My first proposal for the book was way too broad for a small, focused text, so I tried to center in on what I thought made the world-building in DC Comics’ publications unique. What I realized, then, was that this was the first fictional world to fully exploit the possibilities of a multiverse—the idea of parallel realities with similar, slightly different, and/or radically unique takes on the same world, characters, storylines, etc. So the book became a history and examination of how DC Comics has used the concept of a multiverse to tell stories that focus on legacy, possibility, and (most importantly) fun!
And according to my grandmother, you can understand it even if you’re not previously familiar with the comic book stories or characters I discuss and analyze.
2. What projects or people have inspired your work?
Janet Davis was my advisor at UT, and she’s my primary model as a scholar.
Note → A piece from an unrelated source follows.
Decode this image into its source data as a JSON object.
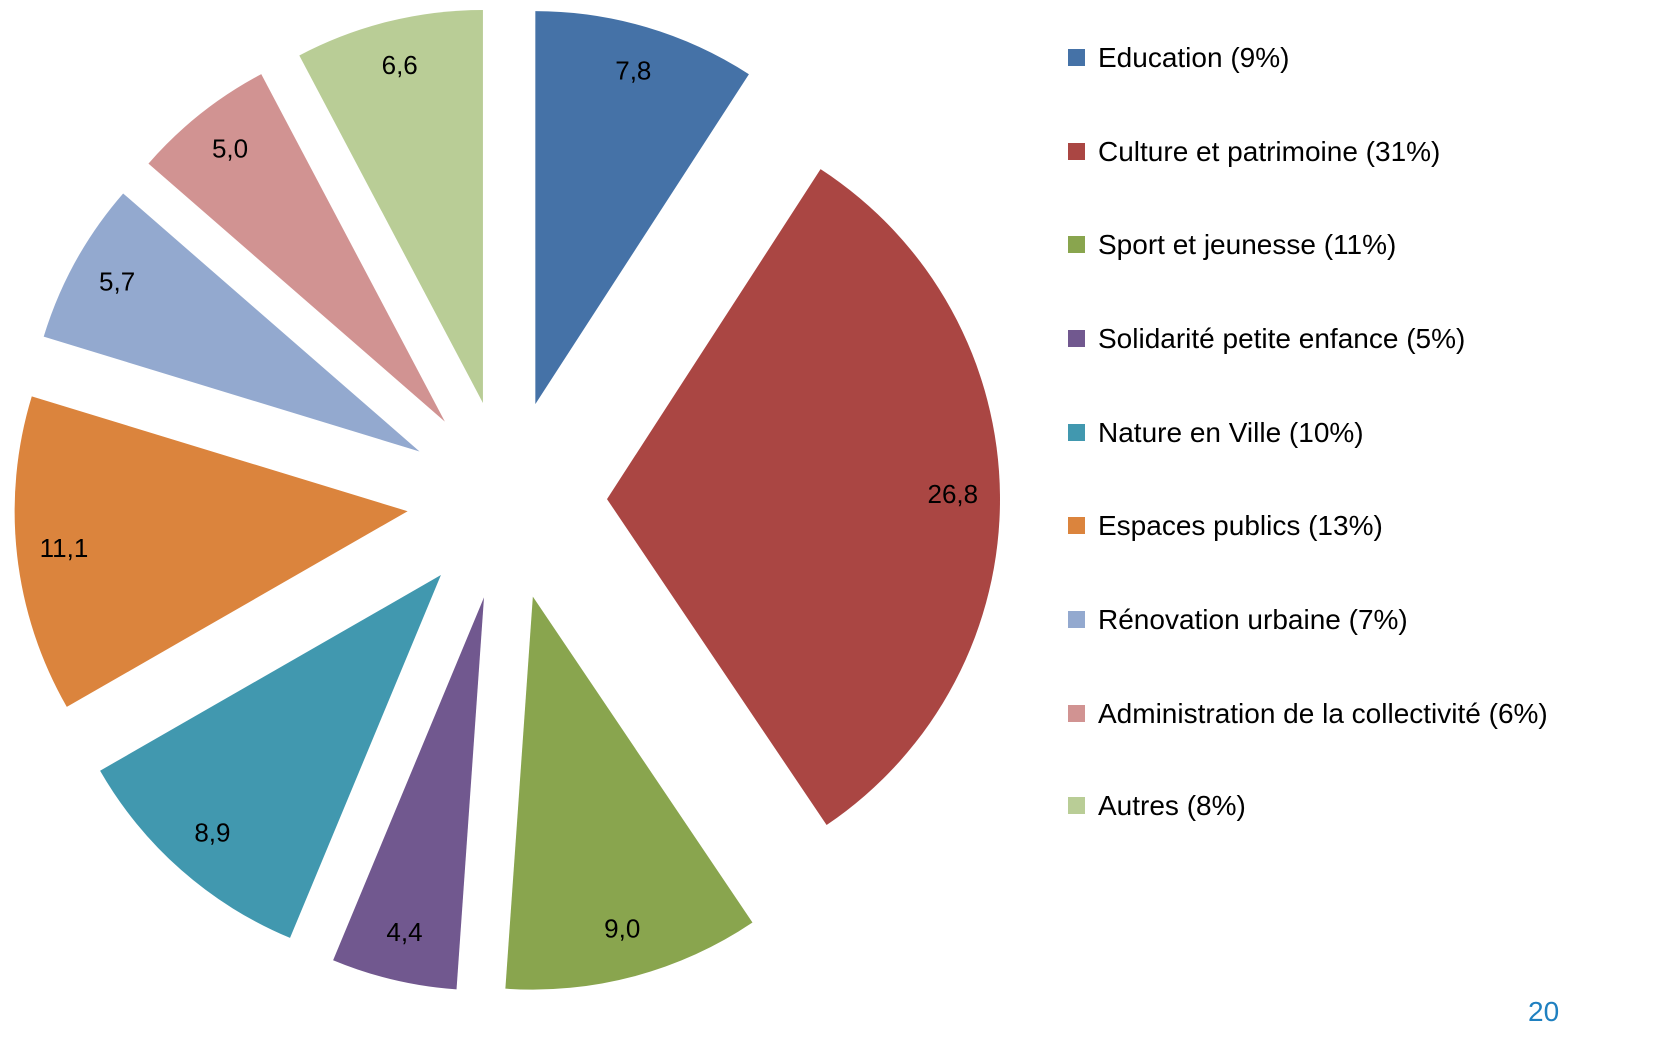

I learned from her that to interrogate popular culture means to constantly keep aware of intersectional issues of race, gender, class, sexuality, etc., and that following your personal interests, fascinations, and obsessions can be a fruitful endeavor so long as you always keep in mind the “so what” question of why these things are meaningful. As previously mentioned, I’m also very influenced as a scholar by Mark J. P. Wolf, who has sort of laid out the framework for how to interrogate large-scale fictional constructs like the DC Universe.
However, I’m probably most inspired by creative works. The reason I like exploring fictional realms of such big scope is because I love escaping into the world of comic books, or Star Wars, or theme parks. In fact, perhaps my biggest inspiration is, believe it or not, the Disney theme parks. The way in which the Disney Imagineers create wholly immersive realms that pay attention to every detail never ceases to amaze me, and so I always try to bring that same sense of structure, scale, and specificity to my own work, whether it’s creative, journalistic or academic.
3. How does your background in American Studies impact your writing, and your career in general?
My current “day job” is as a copywriter, which involves a mix of technical detail, attention to careful crafting of language, and the ability to think of an interconnected broader picture. These same skills are vital in my other work, as a playwright and a theater critic/reviewer here in Austin.
All of that comes from the academic training I received in American Studies, a field that encourages an equal focus on both that zoomed out focus and very tiny intricacies. So it has impacted my career and my writing outside of my academic work, allowing me to look at both the large and the small scale simultaneously.
4. What advice do you have for students in our department about getting the most out of their experience at UT?
Probably my biggest advice is to not center your life around UT or the department. As much as I learned all the skills I use in my current jobs as a graduate student, a great deal of career-building comes from good old-fashioned networking. Much of my social life during my time in grad school centered around a competitive karaoke league, and I volunteered to run the league’s social media. It was through that experience, and the contacts I made as a result, that I was able to get my foot in the door in the copywriting world. They say that luck is what happens when opportunity meets preparedness—grad school gives you the preparedness, but getting out there and living a life besides graduate work gives you the opportunities.
I would also say start thinking now about what kind of career you’d like to pursue besides the traditional tenure-track path. Those jobs are getting rarer and harder to get, but you can parlay your skills into so many different exciting directions, and focusing too much on just one road to success and happiness risks setting yourself up for disappointment.
5. What projects are you excited to work on in the future?
I’m currently writing a paper for an edited collection about fictional narratives inspired by tourist attractions, and long-term I want to work on a broader project about immersive entertainment, in general.
But my primary focus right now is actually on the creative side. I’m workshopping several new plays and getting started on some other creative writing projects, all of which should keep me busy for a few years before I (hopefully) return to another academic monograph.